Honi again prayed. This time for the rains to stop. They did and he told the people to bring a thanksgiving offering to the Temple. Then Honi again prayed, and said to G-d, “This people that You brought out of Egypt can take neither too much evil or too much good. Please give them what they want.” This is the Goldilocks moment. Not too little. Not too much. Just right.

Then G-d sent a strong wind that blew away the fierce rains and the storm calmed. Shimon ben Shetakh, the head of the Sanhedrin wanted to put Honi in cherem, to excommunicate him, for his audacity, but decided against it, saying “What can I do against you, who nags G-d and G-d answers you, fulfilling your wish like a child who nags a parent and the parent fulfills his wish.”

Honi is not the only one who demands something of G-d. Abraham when he argues to spare Sodom and Gemorrah, Moses when he argues with G-d to take care of G-d’s people and not abandon them after the sin of the Golden Calf. Levi Yitzhak of Berditchev who demands that G-d take care of the people of Israel reminding G0d that Levi Yitzchak is G-d’s child. So praying boldly is a good thing in Judaism.

And then, just as we find with Honi, G-d’s grace, mercy compassion will rain down on us.

What about this rain stick—the lulav—the arbah minim, the Four Species.
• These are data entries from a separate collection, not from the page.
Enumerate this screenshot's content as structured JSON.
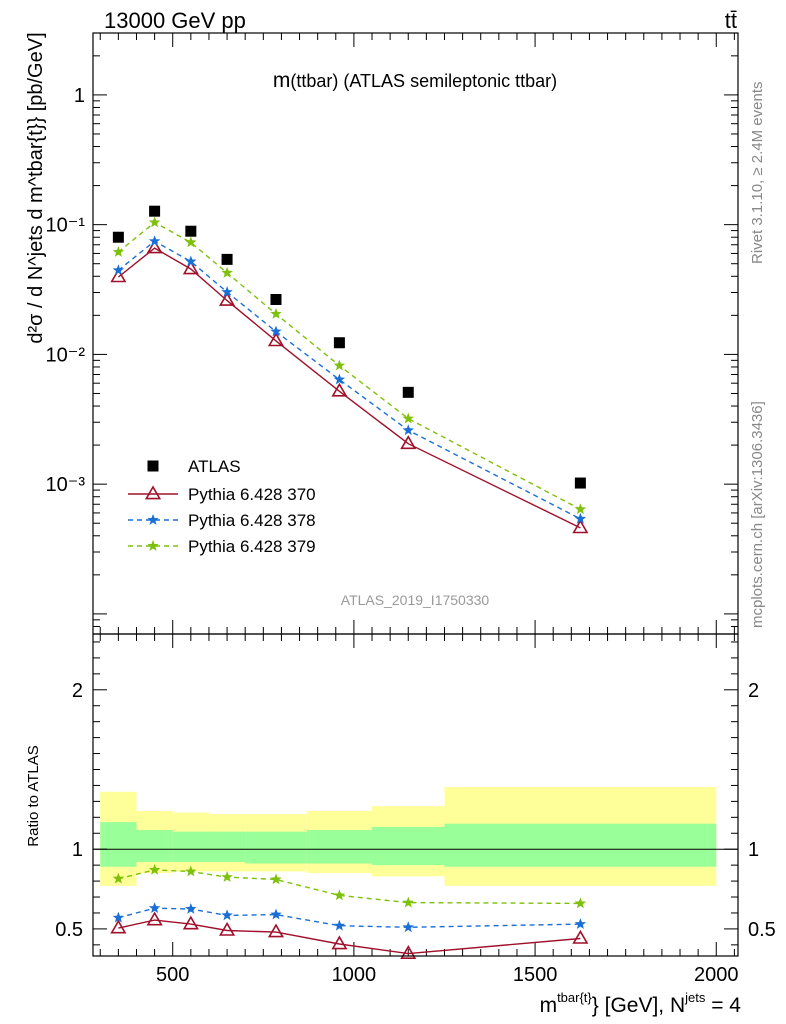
{
  "header": {
    "left": "13000 GeV pp",
    "right": "tt̄"
  },
  "side_text": {
    "rivet": "Rivet 3.1.10, ≥ 2.4M events",
    "mcplots": "mcplots.cern.ch [arXiv:1306.3436]"
  },
  "analysis_id": "ATLAS_2019_I1750330",
  "colors": {
    "data": "#000000",
    "p370": "#a0102a",
    "p378": "#1a6fd6",
    "p379": "#7ec10a",
    "band_inner": "#99ff99",
    "band_outer": "#ffff99"
  },
  "chart_data": [
    {
      "type": "scatter",
      "panel": "main",
      "title_main": "m",
      "title_rest": "(ttbar) (ATLAS semileptonic ttbar)",
      "ylabel": "d²σ / d N^jets d m^tbar{t}} [pb/GeV]",
      "yscale": "log",
      "xlim": [
        280,
        2060
      ],
      "ylim": [
        7e-05,
        3
      ],
      "y_tick_labels": [
        "10⁻³",
        "10⁻²",
        "10⁻¹",
        "1"
      ],
      "y_tick_values": [
        0.001,
        0.01,
        0.1,
        1
      ],
      "x": [
        350,
        450,
        550,
        650,
        785,
        960,
        1150,
        1625
      ],
      "series": [
        {
          "name": "ATLAS",
          "key": "data",
          "values": [
            0.08,
            0.127,
            0.089,
            0.054,
            0.0265,
            0.0123,
            0.0051,
            0.00102
          ]
        },
        {
          "name": "Pythia 6.428 370",
          "key": "p370",
          "values": [
            0.0395,
            0.066,
            0.0455,
            0.026,
            0.0127,
            0.0052,
            0.00205,
            0.00046
          ]
        },
        {
          "name": "Pythia 6.428 378",
          "key": "p378",
          "values": [
            0.0445,
            0.0745,
            0.052,
            0.0302,
            0.015,
            0.0064,
            0.0026,
            0.00054
          ]
        },
        {
          "name": "Pythia 6.428 379",
          "key": "p379",
          "values": [
            0.0615,
            0.104,
            0.073,
            0.0425,
            0.0205,
            0.0082,
            0.0032,
            0.00064
          ]
        }
      ],
      "legend_position": "lower-left"
    },
    {
      "type": "scatter",
      "panel": "ratio",
      "ylabel": "Ratio to ATLAS",
      "xlabel_main": "m",
      "xlabel_sup": "tbar{t}",
      "xlabel_rest": "} [GeV], N",
      "xlabel_sup2": "jets",
      "xlabel_tail": " = 4",
      "xlim": [
        280,
        2060
      ],
      "ylim": [
        0.33,
        2.35
      ],
      "x_tick_labels": [
        "500",
        "1000",
        "1500",
        "2000"
      ],
      "x_tick_values": [
        500,
        1000,
        1500,
        2000
      ],
      "y_tick_labels": [
        "0.5",
        "1",
        "2"
      ],
      "y_tick_values": [
        0.5,
        1,
        2
      ],
      "x": [
        350,
        450,
        550,
        650,
        785,
        960,
        1150,
        1625
      ],
      "band_edges": [
        300,
        400,
        500,
        600,
        700,
        870,
        1050,
        1250,
        2000
      ],
      "band_inner": [
        [
          0.89,
          1.17
        ],
        [
          0.92,
          1.12
        ],
        [
          0.92,
          1.11
        ],
        [
          0.92,
          1.11
        ],
        [
          0.91,
          1.11
        ],
        [
          0.91,
          1.12
        ],
        [
          0.9,
          1.14
        ],
        [
          0.89,
          1.16
        ]
      ],
      "band_outer": [
        [
          0.77,
          1.36
        ],
        [
          0.85,
          1.24
        ],
        [
          0.86,
          1.23
        ],
        [
          0.86,
          1.22
        ],
        [
          0.86,
          1.22
        ],
        [
          0.85,
          1.24
        ],
        [
          0.83,
          1.27
        ],
        [
          0.77,
          1.39
        ]
      ],
      "series": [
        {
          "name": "Pythia 6.428 370",
          "key": "p370",
          "values": [
            0.505,
            0.555,
            0.53,
            0.49,
            0.48,
            0.405,
            0.345,
            0.44
          ]
        },
        {
          "name": "Pythia 6.428 378",
          "key": "p378",
          "values": [
            0.57,
            0.63,
            0.625,
            0.585,
            0.59,
            0.52,
            0.51,
            0.53
          ]
        },
        {
          "name": "Pythia 6.428 379",
          "key": "p379",
          "values": [
            0.815,
            0.87,
            0.86,
            0.825,
            0.81,
            0.71,
            0.665,
            0.66
          ]
        }
      ]
    }
  ]
}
It is said that it represents the human body:

  • the lulav, the palm is the spine,
  • the hadass, myrtle, the eyes
  • the aravah, the willow, the lips
  • the etrog, the citron, the heart.

When we shake the lulav, we are using are whole selves.

Another explanation, is that each of the components represents a different kind of person:

  • The lulav has taste but no smell like people who study Torah but don’t do good deeds.
  • The myrtle has fragrant but has no taste, like people who do good deeds but do not study.
  • The willow has neither taste nor smell like those who lack both study and good deeds
  • The etrog has both taste and smell, like those who have both Torah and good deeds.

Taken all together, as we do when we shake the lulav and etrog, we have everything we need. It represents the whole community, entered into the covenant. This includes our guests, as we are commanded to welcome the stranger within our gates. In facet, to love the stranger within our gates. When we shake the lulav and the etrog, we are causing G-d to rain down, to bestow blessings upon us.